Tuition fees are the first thing most people think about when calculating the cost of college. And that is totally justified considering tuition fees are the largest expense associated with a college education.
However, the tuition fee is not the only expense involved. There are a number of other expenses that need to be factored in when calculating the total cost of college. There’s the cost of room and board, textbooks, transportation, miscellaneous fees, and other incidentals. All of these can add up significantly, as many as several thousand dollars more than the tuition price. Ignoring these additional costs can give you a very unrealistic picture of the total amount that a college education is going to cost you. (Luckily, College Raptor can help you get a more personalized look at the true cost college for you. With your free account you can compare individualized costs for nearly every 4-year college in the US).
Here’s a breakdown of the major expenses you need to take into consideration after the tuition fees with ideas on how to keep the costs as low as possible if cutting college costs is a priority. Keeping the costs low means you can take fewer loans and have less debt, which is totally worth it!
Room and Board
The cost of room and board is the single largest expense you will incur after tuition fees. Depending on the college and the living arrangements that you choose, room and board may make up almost half of your total college bill. Overlooking the cost of room and board can be a huge mistake.
Fortunately, there are plenty of ways to cut back on the cost of room and board.
If you are attending a local college, your best living arrangements are at home. Think of all the money you will save, which can then be put towards so many other expenses. The thought of being able to get by with a lower loan can be a huge incentive.
If the college is further away and living at home is not an option, consider opting for a cheaper on-campus dorm or explore the possibility of off-campus housing with roommates.
Location also has a major impact on room and board costs. If you have an option, consider enrolling in a college in a small town or more rural area. Living expenses there are considerably cheaper than large cities, especially for off-campus apartments.
The cost of living in a dorm can also vary a lot based on the type of room and the number of amenities you opt for. Room with a private bathroom and air conditioning will cost more than rooms with no air conditioners and showers down the hall.

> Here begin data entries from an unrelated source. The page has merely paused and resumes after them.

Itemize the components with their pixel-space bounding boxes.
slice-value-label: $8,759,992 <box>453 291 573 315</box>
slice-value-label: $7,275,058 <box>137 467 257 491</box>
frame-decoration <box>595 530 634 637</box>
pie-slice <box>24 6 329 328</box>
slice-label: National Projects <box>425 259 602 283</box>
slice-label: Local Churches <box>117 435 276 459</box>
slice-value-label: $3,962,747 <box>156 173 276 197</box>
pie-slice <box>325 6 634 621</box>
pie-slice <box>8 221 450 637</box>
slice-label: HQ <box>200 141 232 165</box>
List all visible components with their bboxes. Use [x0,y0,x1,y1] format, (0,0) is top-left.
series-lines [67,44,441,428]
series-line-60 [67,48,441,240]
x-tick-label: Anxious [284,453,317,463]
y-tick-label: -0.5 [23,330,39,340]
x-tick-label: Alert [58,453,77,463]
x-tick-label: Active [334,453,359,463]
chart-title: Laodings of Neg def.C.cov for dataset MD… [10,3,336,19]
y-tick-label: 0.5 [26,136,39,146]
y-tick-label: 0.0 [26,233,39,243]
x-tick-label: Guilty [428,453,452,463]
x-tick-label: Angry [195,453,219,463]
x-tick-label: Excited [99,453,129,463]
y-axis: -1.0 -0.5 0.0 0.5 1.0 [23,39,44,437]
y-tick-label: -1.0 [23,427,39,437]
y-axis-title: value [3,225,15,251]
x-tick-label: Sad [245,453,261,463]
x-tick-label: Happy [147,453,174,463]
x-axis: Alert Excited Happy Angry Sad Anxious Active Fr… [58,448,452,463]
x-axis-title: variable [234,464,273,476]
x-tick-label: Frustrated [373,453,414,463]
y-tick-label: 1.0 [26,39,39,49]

Keep your budget in mind when choosing.
There are several different types of meal plans that you can choose from. Some of these may include meals that you may not eat on a regular basis. Choosing a meal plan that is consistent with your specific needs will help you save on board. Students are allowed to change their meal plan at the end of the term. If you find that you do not make use of the meals that your chosen meal plan provides, you may want to switch it up.
They may not seem terribly expensive. However, the cost of buying new textbooks can add up to almost $1,200 every year. That’s no small amount. Instead of going that route, it makes better financial sense to explore ways to cut back on this cost.
For starters, do not buy your books from the campus bookstore. They may be the most convenient but you will end up paying a price for this convenience as the prices tend to be higher than the other options on this list.
The first option you should look into is getting second-hand textbooks. You will pay the lowest price when you buy second-hand instead of brand new. If this does not work out, your second best option is to look for used textbooks online. There are several sites that sell used textbooks for a fraction of the price of a new book. It may cost you more than buying directly from another student, but it is still cheaper than buying brand new.
Selling your used textbooks at the end of the year is a great way to recover some of the money that you spent on your books.
Transportation costs can vary considerably depending on where you stay and your mode of transportation. If you are living on campus, you may pay extra for room and board but you will save on transportation costs. If you are living off-campus, your transportation costs will depend on whether you are driving your own car, cycling or college or using public transit. Buying a cycle will help you save the most when it comes to transportation costs.
You will also have to factor in the cost of long-distance transportation if you are attending a school in another state. This cost can vary tremendously depending on how far the college is from home and whether it involves taking a flight, train or bus or whether it is within driving distance.
In addition to the major costs of tuition, room and board, transportation and textbooks, there are several other expenses that inevitable.
First off, there is that endless list of back to school supplies, which includes notebooks, book bags, stationery, and other computer and desk accessories such as pen drives, folders, pen holders, computer paper and more.
Then there are all of those other non-academic expenses. That includes basic amenities, if you are renting an off-campus apartment, to phone bills, socializing and purchasing tickets for sporting and music events.
When calculating the cost of college, make sure to add up all of the big and small expenses. Get a clear picture of how much it will cost you. This will help you make more informed decisions about how much financial aid you will need to apply for to cover these costs and how and where you can cut back on your costs.